In an attempt at damage control, the Berkshire Museum's website now has a page explaining the deaccessions. One comment is sure to exasperate critics: "We pulled [Norman Rockwell's Shuffleton's Barbershop]  from auction and agreed to accept a significantly lower price through a private sale that keeps this important work on public display." The Rockwell was purchased by the Lucas Museum of Narrative Art.

This confirms surmises that the Lucas got a bargain, perhaps paying around $29 million. That's well under Rockwell's auction record, for a work that the artist's family considered his best.
The Berkshire is selling the cream of its art collection to fund a make-over that will place more emphasis on interactive science exhibits. A photo on the deacessions page seems to offer a hint at what's in store: a pink volcano spewing lava. I guess those things don't come cheap.
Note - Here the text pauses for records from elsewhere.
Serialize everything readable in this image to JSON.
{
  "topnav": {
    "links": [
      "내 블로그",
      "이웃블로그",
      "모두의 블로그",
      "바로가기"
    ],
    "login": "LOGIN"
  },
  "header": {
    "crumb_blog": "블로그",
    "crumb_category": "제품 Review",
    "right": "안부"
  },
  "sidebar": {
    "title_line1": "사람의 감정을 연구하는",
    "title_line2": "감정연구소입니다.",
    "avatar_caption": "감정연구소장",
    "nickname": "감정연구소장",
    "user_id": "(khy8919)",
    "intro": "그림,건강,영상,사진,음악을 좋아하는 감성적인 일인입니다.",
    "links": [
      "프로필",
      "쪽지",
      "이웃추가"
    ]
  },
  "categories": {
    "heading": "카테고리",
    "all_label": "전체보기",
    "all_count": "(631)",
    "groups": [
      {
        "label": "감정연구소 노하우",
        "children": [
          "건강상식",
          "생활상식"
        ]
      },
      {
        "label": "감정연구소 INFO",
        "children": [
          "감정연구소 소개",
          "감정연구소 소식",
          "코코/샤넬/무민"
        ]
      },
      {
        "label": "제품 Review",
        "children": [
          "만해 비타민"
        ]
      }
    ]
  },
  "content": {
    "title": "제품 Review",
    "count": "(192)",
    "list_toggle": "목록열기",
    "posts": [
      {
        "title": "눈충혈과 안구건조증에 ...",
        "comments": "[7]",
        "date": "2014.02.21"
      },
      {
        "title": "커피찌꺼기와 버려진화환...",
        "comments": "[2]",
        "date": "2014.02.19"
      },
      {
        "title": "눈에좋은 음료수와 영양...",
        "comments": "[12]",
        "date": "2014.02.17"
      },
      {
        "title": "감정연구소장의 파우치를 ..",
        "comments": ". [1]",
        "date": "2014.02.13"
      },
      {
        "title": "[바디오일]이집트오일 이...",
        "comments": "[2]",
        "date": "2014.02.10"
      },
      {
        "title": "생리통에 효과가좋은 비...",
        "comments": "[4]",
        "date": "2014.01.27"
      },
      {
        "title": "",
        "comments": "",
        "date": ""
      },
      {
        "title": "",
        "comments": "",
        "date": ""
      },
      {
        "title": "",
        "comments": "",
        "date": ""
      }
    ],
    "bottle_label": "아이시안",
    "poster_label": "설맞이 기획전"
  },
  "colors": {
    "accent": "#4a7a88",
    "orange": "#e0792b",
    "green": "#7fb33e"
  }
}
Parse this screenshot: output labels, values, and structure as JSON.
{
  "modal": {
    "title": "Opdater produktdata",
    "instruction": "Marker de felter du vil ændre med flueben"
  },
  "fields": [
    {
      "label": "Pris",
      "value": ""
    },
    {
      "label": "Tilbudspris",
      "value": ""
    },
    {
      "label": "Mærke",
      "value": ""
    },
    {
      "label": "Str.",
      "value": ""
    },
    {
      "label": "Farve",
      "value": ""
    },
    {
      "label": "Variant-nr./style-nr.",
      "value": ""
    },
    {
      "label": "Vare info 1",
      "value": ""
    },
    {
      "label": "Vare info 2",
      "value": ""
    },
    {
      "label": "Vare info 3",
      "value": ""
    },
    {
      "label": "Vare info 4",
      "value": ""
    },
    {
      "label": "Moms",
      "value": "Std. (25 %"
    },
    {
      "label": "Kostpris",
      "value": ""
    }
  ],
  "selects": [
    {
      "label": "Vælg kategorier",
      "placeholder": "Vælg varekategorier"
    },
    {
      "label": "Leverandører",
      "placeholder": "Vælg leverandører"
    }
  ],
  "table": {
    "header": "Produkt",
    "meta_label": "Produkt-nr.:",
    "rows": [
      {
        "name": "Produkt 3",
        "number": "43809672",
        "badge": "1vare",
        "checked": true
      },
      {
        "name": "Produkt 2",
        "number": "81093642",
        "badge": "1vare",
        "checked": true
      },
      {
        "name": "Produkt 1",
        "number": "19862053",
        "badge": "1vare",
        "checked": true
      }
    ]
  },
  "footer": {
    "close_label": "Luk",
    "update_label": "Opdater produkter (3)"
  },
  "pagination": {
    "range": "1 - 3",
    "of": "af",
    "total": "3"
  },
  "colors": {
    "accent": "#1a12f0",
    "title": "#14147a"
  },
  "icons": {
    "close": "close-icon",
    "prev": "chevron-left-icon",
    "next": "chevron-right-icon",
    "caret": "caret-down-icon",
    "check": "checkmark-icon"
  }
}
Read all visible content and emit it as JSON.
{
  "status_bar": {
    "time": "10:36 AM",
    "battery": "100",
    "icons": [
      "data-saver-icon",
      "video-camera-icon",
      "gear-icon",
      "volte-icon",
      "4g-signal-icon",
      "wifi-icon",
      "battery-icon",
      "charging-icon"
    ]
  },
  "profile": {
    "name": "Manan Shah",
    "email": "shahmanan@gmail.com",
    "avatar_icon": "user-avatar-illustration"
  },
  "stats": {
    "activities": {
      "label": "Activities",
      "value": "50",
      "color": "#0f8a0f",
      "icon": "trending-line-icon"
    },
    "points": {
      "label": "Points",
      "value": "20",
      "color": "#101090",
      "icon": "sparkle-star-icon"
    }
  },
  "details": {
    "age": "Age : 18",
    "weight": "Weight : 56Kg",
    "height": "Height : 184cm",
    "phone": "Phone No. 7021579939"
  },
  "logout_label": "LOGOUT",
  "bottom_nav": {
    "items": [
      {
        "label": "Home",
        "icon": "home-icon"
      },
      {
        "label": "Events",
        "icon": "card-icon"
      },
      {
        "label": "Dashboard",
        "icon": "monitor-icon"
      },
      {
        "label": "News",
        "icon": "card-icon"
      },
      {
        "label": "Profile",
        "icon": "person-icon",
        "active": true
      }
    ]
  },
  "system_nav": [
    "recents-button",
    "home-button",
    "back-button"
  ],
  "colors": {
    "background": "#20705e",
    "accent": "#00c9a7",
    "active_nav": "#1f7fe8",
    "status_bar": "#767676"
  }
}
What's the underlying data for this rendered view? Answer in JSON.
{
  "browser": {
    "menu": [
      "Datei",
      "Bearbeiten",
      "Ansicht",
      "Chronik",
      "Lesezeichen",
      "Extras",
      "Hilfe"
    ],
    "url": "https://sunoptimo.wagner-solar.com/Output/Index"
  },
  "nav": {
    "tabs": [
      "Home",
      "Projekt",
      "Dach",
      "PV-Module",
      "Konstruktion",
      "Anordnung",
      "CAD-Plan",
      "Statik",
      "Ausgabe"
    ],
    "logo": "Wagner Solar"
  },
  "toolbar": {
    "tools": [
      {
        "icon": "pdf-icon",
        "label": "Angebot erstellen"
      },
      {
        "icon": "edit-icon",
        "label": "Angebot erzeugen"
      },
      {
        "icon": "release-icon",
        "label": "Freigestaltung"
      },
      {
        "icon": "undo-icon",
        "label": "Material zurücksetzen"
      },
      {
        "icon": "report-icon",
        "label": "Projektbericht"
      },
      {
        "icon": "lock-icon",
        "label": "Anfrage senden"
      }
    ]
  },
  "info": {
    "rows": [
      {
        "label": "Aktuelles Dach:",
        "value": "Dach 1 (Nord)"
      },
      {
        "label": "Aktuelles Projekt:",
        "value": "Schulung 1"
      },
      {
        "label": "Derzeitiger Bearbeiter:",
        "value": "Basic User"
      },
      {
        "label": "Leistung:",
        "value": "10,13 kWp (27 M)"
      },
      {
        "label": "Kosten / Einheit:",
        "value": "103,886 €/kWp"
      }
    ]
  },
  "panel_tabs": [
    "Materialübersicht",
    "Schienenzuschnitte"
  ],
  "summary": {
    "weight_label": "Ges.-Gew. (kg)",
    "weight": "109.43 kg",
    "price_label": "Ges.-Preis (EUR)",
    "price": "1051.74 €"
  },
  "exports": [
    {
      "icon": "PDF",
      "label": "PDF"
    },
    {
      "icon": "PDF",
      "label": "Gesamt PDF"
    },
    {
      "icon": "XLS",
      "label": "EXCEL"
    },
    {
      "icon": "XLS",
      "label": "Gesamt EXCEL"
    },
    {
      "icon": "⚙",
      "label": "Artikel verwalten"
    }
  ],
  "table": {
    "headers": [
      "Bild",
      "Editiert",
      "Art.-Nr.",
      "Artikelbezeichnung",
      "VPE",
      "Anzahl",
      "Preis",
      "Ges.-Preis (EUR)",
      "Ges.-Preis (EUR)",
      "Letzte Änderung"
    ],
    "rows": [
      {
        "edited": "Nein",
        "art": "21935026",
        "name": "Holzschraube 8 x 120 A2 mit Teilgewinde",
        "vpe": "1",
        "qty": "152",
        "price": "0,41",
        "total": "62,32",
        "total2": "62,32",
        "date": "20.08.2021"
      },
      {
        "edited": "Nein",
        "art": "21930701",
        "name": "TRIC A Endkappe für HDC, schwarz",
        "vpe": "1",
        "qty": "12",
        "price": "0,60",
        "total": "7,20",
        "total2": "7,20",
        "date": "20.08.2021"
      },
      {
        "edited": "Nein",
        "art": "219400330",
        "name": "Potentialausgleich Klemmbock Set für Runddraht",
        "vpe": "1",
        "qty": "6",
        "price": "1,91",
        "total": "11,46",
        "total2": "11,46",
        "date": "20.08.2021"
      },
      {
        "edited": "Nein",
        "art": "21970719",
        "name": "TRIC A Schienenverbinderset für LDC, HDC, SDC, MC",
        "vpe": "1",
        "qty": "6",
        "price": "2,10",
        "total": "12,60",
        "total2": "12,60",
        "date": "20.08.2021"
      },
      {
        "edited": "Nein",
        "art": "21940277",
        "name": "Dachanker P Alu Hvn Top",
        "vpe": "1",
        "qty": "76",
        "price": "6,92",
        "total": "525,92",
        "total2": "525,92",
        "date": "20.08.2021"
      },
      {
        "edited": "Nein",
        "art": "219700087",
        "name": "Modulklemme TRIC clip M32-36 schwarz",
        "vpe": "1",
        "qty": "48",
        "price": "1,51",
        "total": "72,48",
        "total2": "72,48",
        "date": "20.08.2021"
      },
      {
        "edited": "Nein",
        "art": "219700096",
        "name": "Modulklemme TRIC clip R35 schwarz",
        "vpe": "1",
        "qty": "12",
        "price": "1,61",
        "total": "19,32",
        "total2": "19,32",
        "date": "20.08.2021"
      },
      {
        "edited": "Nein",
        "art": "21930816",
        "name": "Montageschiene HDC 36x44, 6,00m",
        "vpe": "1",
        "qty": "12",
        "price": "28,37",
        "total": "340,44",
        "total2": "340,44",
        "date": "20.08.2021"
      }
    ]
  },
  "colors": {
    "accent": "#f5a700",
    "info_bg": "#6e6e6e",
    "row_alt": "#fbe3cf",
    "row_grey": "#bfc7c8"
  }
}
Meanwhile the Berkshire Eagle's Larry Parnass wonders whether the Lucas also bought the Berkshire's other Rockwell, Blacksmith's Boy–Heel and Toe, also known as Shaftsbury Blacksmith Shop. That was auctioned for its low estimate of $7 million to an unknown buyer. Parnass contacted the Lucas and Crystal Bridges to ask whether they'd bought it. Crystal Bridges said no. The Lucas, via spokesman Paul Hernandez, said "As for Blacksmith's Boy, we have no comment."


Anonymous said…
I notice certain compositions done by Rockwell, now owned by Lucas and originally created for covers of the Saturday Evening Post, are somewhat marred by double horizontal black lines inserted by the artist to sync with the format of the magazine's logo. Graphic and print capabilities in the past weren't quite as slick and easy before the existence of Windows Word, Photoshop, Adobe Illustrator, etc.